Statutory Notice to Members: The materials provided to you are guidelines used by this plan to authorize, modify or deny care for persons with similar illnesses or conditions. Specific care and treatment may vary depending on individual need and the benefits covered under your contract. The determination of coverage for a particular procedure, drug, service, or supply is not based upon the Policies, but rather is subject to the facts of the individual clinical case, terms and conditions of the Member's contract, and requirements of applicable laws and regulations. The contract language contains specific terms and conditions, including pre-existing conditions, limitations, exclusions, benefit maximums, eligibility, and other relevant terms and conditions of coverage. In the event the Member's contract (also known as the benefit contract, coverage document, or evidence of coverage) conflicts with the Policies, the Member's contract shall govern. The Policies do not replace or amend the Member contract.


Policy Limitation: Legal and Regulatory Mandates and Requirements
The determinations of coverage for a particular procedure, drug, service, or supply is subject to applicable legal and regulatory mandates and requirements.
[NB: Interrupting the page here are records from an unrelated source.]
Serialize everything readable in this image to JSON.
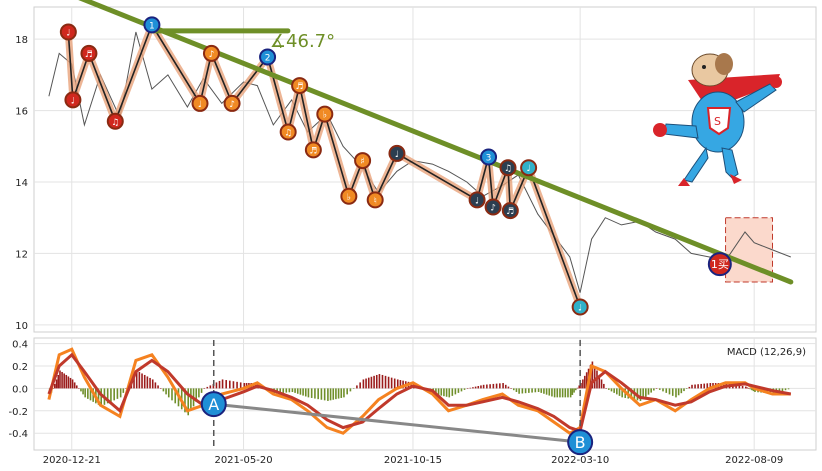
{
  "chart_data": [
    {
      "type": "line",
      "panel": "price",
      "ylim": [
        9.8,
        18.9
      ],
      "yticks": [
        "10",
        "12",
        "14",
        "16",
        "18"
      ],
      "grid": true,
      "price_x": [
        "2020-12-01",
        "2020-12-10",
        "2020-12-21",
        "2021-01-01",
        "2021-01-15",
        "2021-02-01",
        "2021-02-15",
        "2021-03-01",
        "2021-03-15",
        "2021-04-01",
        "2021-04-15",
        "2021-05-01",
        "2021-05-20",
        "2021-06-01",
        "2021-06-15",
        "2021-07-01",
        "2021-07-15",
        "2021-08-01",
        "2021-08-15",
        "2021-09-01",
        "2021-09-15",
        "2021-10-01",
        "2021-10-15",
        "2021-11-01",
        "2021-11-15",
        "2021-12-01",
        "2021-12-15",
        "2022-01-01",
        "2022-01-15",
        "2022-02-01",
        "2022-02-15",
        "2022-03-01",
        "2022-03-10",
        "2022-03-20",
        "2022-04-01",
        "2022-04-15",
        "2022-05-01",
        "2022-05-15",
        "2022-06-01",
        "2022-06-15",
        "2022-07-01",
        "2022-07-15",
        "2022-08-01",
        "2022-08-09",
        "2022-08-25",
        "2022-09-10"
      ],
      "price": [
        16.4,
        17.6,
        17.3,
        15.6,
        17.0,
        15.8,
        18.2,
        16.6,
        17.0,
        16.1,
        16.9,
        16.2,
        16.8,
        16.7,
        15.6,
        16.3,
        15.4,
        15.9,
        15.0,
        14.4,
        13.7,
        14.3,
        14.6,
        14.5,
        14.3,
        14.0,
        13.6,
        13.9,
        14.2,
        13.1,
        12.5,
        11.9,
        10.9,
        12.4,
        13.0,
        12.8,
        12.9,
        12.6,
        12.4,
        12.0,
        11.9,
        11.8,
        12.6,
        12.3,
        12.1,
        11.9
      ],
      "trendline": {
        "x": [
          "2020-12-01",
          "2022-09-10"
        ],
        "y": [
          19.5,
          11.2
        ]
      },
      "angle_label": "∡46.7°",
      "signals": [
        {
          "x": "2020-12-18",
          "y": 18.2,
          "style": "red",
          "label": "♩"
        },
        {
          "x": "2020-12-22",
          "y": 16.3,
          "style": "red",
          "label": "♩"
        },
        {
          "x": "2021-01-05",
          "y": 17.6,
          "style": "red",
          "label": "♬"
        },
        {
          "x": "2021-01-28",
          "y": 15.7,
          "style": "red",
          "label": "♫"
        },
        {
          "x": "2021-03-01",
          "y": 18.4,
          "style": "blue",
          "label": "1"
        },
        {
          "x": "2021-04-12",
          "y": 16.2,
          "style": "orange",
          "label": "♩"
        },
        {
          "x": "2021-04-22",
          "y": 17.6,
          "style": "orange",
          "label": "♪"
        },
        {
          "x": "2021-05-10",
          "y": 16.2,
          "style": "orange",
          "label": "♪"
        },
        {
          "x": "2021-06-10",
          "y": 17.5,
          "style": "blue",
          "label": "2"
        },
        {
          "x": "2021-06-28",
          "y": 15.4,
          "style": "orange",
          "label": "♫"
        },
        {
          "x": "2021-07-08",
          "y": 16.7,
          "style": "orange",
          "label": "♬"
        },
        {
          "x": "2021-07-20",
          "y": 14.9,
          "style": "orange",
          "label": "♬"
        },
        {
          "x": "2021-07-30",
          "y": 15.9,
          "style": "orange",
          "label": "♭"
        },
        {
          "x": "2021-08-20",
          "y": 13.6,
          "style": "orange",
          "label": "♭"
        },
        {
          "x": "2021-09-01",
          "y": 14.6,
          "style": "orange",
          "label": "♯"
        },
        {
          "x": "2021-09-12",
          "y": 13.5,
          "style": "orange",
          "label": "♮"
        },
        {
          "x": "2021-10-01",
          "y": 14.8,
          "style": "navy",
          "label": "♩"
        },
        {
          "x": "2021-12-10",
          "y": 13.5,
          "style": "navy",
          "label": "♩"
        },
        {
          "x": "2021-12-20",
          "y": 14.7,
          "style": "blue",
          "label": "3"
        },
        {
          "x": "2021-12-24",
          "y": 13.3,
          "style": "navy",
          "label": "♪"
        },
        {
          "x": "2022-01-06",
          "y": 14.4,
          "style": "navy",
          "label": "♫"
        },
        {
          "x": "2022-01-08",
          "y": 13.2,
          "style": "navy",
          "label": "♬"
        },
        {
          "x": "2022-01-24",
          "y": 14.4,
          "style": "teal",
          "label": "♩"
        },
        {
          "x": "2022-03-10",
          "y": 10.5,
          "style": "teal",
          "label": "♩"
        },
        {
          "x": "2022-07-10",
          "y": 11.7,
          "style": "buy",
          "label": "1买"
        }
      ],
      "buy_zone": {
        "x0": "2022-07-15",
        "x1": "2022-08-25",
        "y0": 11.2,
        "y1": 13.0
      }
    },
    {
      "type": "line",
      "panel": "macd",
      "title": "MACD (12,26,9)",
      "ylim": [
        -0.55,
        0.45
      ],
      "yticks": [
        "0.4",
        "0.2",
        "0.0",
        "-0.2",
        "-0.4"
      ],
      "xticks": [
        "2020-12-21",
        "2021-05-20",
        "2021-10-15",
        "2022-03-10",
        "2022-08-09"
      ],
      "grid": true,
      "x": [
        "2020-12-01",
        "2020-12-10",
        "2020-12-21",
        "2021-01-01",
        "2021-01-15",
        "2021-02-01",
        "2021-02-15",
        "2021-03-01",
        "2021-03-15",
        "2021-04-01",
        "2021-04-15",
        "2021-05-01",
        "2021-05-20",
        "2021-06-01",
        "2021-06-15",
        "2021-07-01",
        "2021-07-15",
        "2021-08-01",
        "2021-08-15",
        "2021-09-01",
        "2021-09-15",
        "2021-10-01",
        "2021-10-15",
        "2021-11-01",
        "2021-11-15",
        "2021-12-01",
        "2021-12-15",
        "2022-01-01",
        "2022-01-15",
        "2022-02-01",
        "2022-02-15",
        "2022-03-01",
        "2022-03-10",
        "2022-03-20",
        "2022-04-01",
        "2022-04-15",
        "2022-05-01",
        "2022-05-15",
        "2022-06-01",
        "2022-06-15",
        "2022-07-01",
        "2022-07-15",
        "2022-08-01",
        "2022-08-09",
        "2022-08-25",
        "2022-09-10"
      ],
      "dif": [
        -0.1,
        0.3,
        0.35,
        0.1,
        -0.15,
        -0.25,
        0.25,
        0.3,
        0.1,
        -0.2,
        -0.15,
        -0.05,
        0.0,
        0.05,
        -0.05,
        -0.1,
        -0.2,
        -0.35,
        -0.4,
        -0.25,
        -0.1,
        0.0,
        0.05,
        -0.05,
        -0.2,
        -0.15,
        -0.1,
        -0.05,
        -0.15,
        -0.2,
        -0.3,
        -0.4,
        -0.35,
        0.2,
        0.15,
        0.0,
        -0.15,
        -0.1,
        -0.2,
        -0.1,
        0.0,
        0.05,
        0.05,
        0.0,
        -0.05,
        -0.05
      ],
      "dea": [
        -0.05,
        0.2,
        0.3,
        0.15,
        -0.05,
        -0.2,
        0.15,
        0.25,
        0.15,
        -0.05,
        -0.15,
        -0.1,
        -0.03,
        0.02,
        -0.02,
        -0.08,
        -0.15,
        -0.28,
        -0.35,
        -0.3,
        -0.18,
        -0.05,
        0.02,
        -0.02,
        -0.15,
        -0.15,
        -0.12,
        -0.08,
        -0.12,
        -0.18,
        -0.25,
        -0.35,
        -0.38,
        0.05,
        0.15,
        0.05,
        -0.08,
        -0.1,
        -0.15,
        -0.12,
        -0.03,
        0.02,
        0.04,
        0.02,
        -0.02,
        -0.05
      ],
      "divergence": [
        {
          "x": "2021-04-24",
          "y": -0.14,
          "label": "A"
        },
        {
          "x": "2022-03-10",
          "y": -0.48,
          "label": "B"
        }
      ]
    }
  ],
  "colors": {
    "trend": "#6e8f27",
    "dif": "#f58220",
    "dea": "#c0392b",
    "hist_pos": "#9b1c1c",
    "hist_neg": "#6f8f2a",
    "signal_blue": "#1f8fd6",
    "signal_red": "#d0281e",
    "signal_orange": "#f08a24",
    "signal_navy": "#2c3e50",
    "signal_teal": "#31b0c8"
  },
  "mascot_icon": "superhero-dog-icon"
}
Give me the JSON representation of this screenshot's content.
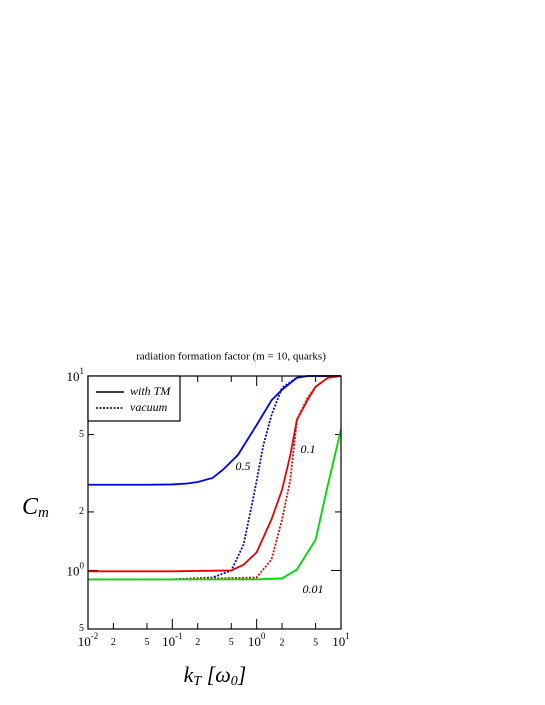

If there is a discrepancy between the Policies and legal mandates and regulatory requirements, the requirements of law and regulation shall govern.


Reconstructive Surgery
California Health and Safety Code 1367.63 requires health care service plans to cover reconstructive surgery. "Reconstructive surgery" means surgery performed to correct or repair abnormal structures of the body caused by congenital defects, developmental abnormalities, trauma, infection, tumors, or disease to do either of the following:


1. To improve function; or
2. To create a normal appearance, to the extent possible.


Reconstructive surgery does not mean "cosmetic surgery," which is surgery performed to alter or reshape normal structures of the body in order to improve appearance.


Requests for reconstructive surgery may be denied, if the proposed procedure offers only a minimal improvement in the appearance of the enrollee, in accordance with the standard of care as practiced by physicians specializing in reconstructive surgery.


Reconstructive Surgery after Mastectomy
California Health and Safety Code 1367.6 requires treatment for breast cancer to cover prosthetic devices or reconstructive surgery to restore and achieve symmetry for the patient incident to a mastectomy. Coverage for prosthetic devices and reconstructive surgery shall be subject to the copayment, or deductible and coinsurance conditions, that are applicable to the mastectomy and all other terms and conditions applicable to other benefits. "Mastectomy" means the removal of all or part of the breast for medically necessary reasons, as determined by a licensed physician and surgeon.


Policy Limitations: Medicare and Medicaid
Policies specifically developed to assist Health Net in administering Medicare or Medicaid plan benefits and determining coverage for a particular procedure, drug, service, or supply for Medicare or Medicaid Members shall not be construed to apply to any other Health Net plans and Members. The Policies shall not be interpreted to limit the benefits afforded Medicare and Medicaid Members by law and regulation.